I must say that this year my feelings have changed dramatically. Through much effort to change my attitude/perspective, I have begun to see things through a different lense. And I can't deny that it has everything to do with love. I suppose all the great spiritual leaders are right when they talk of love breading tolerance and acceptance. Although my goal in coming to Spain was to learn the language and culture, instead what I have been learning, which is far more important, are patience and tolerance. I see that love is transforming me from impatient and critical to being more tolerant of others.
New Year's Eve 2010
As many of you know, last year on New Year's Eve, I met someone. Someone but not just anyone. I went to a New Year's FAMILY party with a co-worker who I hardly knew but who I felt was a good, generous person (slightly hippie, hence a good vibe). I really didnt want to go to be honest. I was exhausted from trying to understand all this Spanish and trying to communicate with everyone during Christmas in Ceuta with my roommate's family. I reluctantly got dressed in a long cardigan sweater and some leggings, which those of you who know me know that is not a typical Jessey outfit. I basically had to look myself in the mirror and give myself the ol' pep talk which consisted of "you NEVER know when you're going to meet someone important, so get your ass ready and "guapa" whether you feel like it or not. You are stronger than this Jessey." I quickly changed into my white pants and a aquamarine off-the-shoulder, sequin-lined number of a shirt. When my friend Angela called to see if I was ready, I valiently answered to let her know that yes, indeed I was coming although everything inside me wanted to bail on her that night. But thank God I didn't.

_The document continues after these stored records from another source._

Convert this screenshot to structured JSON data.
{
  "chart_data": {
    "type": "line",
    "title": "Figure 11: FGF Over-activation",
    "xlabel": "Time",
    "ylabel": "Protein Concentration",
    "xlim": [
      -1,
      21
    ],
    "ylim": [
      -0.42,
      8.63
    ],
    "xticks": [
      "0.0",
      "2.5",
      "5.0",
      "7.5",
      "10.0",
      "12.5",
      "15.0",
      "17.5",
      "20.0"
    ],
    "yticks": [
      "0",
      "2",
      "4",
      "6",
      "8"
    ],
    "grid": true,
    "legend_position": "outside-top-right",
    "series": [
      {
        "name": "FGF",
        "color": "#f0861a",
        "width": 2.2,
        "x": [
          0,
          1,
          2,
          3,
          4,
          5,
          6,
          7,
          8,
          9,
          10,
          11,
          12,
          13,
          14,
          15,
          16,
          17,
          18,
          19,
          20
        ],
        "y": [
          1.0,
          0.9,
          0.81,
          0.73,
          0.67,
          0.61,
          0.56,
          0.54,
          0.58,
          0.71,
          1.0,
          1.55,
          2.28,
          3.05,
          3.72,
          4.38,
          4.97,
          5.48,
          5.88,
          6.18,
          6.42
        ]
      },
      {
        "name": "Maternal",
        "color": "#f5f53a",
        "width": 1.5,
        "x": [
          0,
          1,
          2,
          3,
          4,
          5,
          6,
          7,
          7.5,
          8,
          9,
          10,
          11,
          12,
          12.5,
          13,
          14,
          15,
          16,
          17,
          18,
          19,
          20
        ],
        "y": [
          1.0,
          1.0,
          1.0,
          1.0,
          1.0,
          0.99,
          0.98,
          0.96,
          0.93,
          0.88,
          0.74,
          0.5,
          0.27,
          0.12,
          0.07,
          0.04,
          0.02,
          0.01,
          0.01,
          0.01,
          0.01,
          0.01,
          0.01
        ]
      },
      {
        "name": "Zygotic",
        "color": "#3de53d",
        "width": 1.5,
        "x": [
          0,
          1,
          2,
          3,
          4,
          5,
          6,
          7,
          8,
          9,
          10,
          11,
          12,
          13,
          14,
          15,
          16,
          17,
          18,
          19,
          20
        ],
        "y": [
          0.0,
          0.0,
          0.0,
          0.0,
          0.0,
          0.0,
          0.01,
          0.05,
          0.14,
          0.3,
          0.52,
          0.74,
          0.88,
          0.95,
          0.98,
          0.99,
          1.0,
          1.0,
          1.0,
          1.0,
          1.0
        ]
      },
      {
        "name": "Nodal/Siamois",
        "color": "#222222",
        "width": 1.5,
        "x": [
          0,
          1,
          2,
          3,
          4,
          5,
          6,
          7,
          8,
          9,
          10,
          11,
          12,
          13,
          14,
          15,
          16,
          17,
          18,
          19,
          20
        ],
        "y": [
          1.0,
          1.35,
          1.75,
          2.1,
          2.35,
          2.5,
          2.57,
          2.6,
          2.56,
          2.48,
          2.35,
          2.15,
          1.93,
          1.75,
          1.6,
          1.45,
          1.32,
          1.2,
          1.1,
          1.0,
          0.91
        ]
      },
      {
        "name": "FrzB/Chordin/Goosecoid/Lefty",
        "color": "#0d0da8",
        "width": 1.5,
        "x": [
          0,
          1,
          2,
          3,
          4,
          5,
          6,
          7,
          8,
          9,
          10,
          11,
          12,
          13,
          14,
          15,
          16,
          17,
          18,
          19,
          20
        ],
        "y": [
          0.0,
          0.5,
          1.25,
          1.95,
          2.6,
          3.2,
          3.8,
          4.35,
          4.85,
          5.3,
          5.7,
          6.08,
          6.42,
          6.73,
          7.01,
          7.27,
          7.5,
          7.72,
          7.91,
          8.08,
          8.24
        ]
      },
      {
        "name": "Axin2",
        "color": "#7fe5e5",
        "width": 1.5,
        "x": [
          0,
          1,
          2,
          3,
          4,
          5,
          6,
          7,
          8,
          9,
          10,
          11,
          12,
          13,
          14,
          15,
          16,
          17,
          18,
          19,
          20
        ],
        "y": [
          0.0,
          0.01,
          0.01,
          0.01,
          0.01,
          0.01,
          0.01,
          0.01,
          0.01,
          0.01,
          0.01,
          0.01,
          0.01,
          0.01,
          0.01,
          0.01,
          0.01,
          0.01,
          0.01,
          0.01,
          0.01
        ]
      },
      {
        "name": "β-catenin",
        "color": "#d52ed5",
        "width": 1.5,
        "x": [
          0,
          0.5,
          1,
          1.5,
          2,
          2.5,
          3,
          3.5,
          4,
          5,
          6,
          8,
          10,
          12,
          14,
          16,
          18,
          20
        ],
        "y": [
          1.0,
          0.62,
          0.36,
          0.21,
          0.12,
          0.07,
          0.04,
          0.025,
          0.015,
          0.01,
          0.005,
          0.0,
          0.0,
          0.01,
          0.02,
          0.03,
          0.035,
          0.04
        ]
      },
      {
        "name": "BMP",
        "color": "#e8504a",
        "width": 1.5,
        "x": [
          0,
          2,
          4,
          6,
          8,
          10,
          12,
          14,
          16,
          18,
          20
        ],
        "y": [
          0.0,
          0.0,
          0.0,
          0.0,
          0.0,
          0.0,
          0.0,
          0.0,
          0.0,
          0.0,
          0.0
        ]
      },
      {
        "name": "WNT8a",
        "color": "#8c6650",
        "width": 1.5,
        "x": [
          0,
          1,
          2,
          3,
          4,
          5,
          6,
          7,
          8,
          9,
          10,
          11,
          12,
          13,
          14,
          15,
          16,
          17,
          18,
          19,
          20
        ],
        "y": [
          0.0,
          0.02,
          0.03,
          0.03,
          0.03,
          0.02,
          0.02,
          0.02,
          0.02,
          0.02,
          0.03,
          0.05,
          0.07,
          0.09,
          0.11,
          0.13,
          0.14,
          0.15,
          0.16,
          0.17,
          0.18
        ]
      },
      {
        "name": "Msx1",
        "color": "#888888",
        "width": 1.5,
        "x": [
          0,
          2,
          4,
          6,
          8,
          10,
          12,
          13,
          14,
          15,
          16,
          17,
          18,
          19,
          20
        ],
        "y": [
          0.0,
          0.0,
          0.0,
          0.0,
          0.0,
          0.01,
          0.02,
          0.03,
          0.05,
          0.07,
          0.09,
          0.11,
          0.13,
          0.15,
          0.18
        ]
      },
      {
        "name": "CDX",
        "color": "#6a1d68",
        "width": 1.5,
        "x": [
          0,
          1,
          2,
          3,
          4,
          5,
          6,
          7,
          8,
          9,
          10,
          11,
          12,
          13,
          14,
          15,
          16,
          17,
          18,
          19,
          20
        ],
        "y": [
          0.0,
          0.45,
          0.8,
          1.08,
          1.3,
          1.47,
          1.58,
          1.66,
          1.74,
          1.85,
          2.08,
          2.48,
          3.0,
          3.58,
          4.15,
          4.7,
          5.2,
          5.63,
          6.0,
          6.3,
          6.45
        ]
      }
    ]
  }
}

That night I met her brother. Right away, I felt something...giving him the typical dos besos felt all but typical. He was definitely my type of handsome. He also seemed a lot more open to me than the other Spaniards had been so far. He asked me questions during dinner and even tried to speak a little English with me. He also told me about the tradition of eating the 12 grapes for each month for the New Year's countdown. His name was Jesus (as in hay-suse :). When we finished eating, we all got in the car, including Jesus and we made our way downtown. He continued asking me questions that I didn't know how to answer in Spanish. He asked what I studied and I didn't even know how to say that I needed 2 more years of study if I wanted to be a psychologist because I didn't know how to say psychologist. I remember he asked me how old I was and I said "old". Then his sister stopped the car to let him out, he grapped an umbrella from the back and was on his way to the bars with his friend. My heart sunk slightly in that moment cuz I was naivly thinking that somehow he would spend the night with us. But no, he had other plans. I went with his sister and her boyfriend to some bars while some ugly and annoying guy followed me around, giving me a t-shirt and a lighter from the bar he worked at. Instead of listening to him, I couldn't help but think of Angela's brother. And I felt a little bad because instead of hanging out with my new girlfriend who was supercool and supernice, I would have rather been with her cute and interesting brother.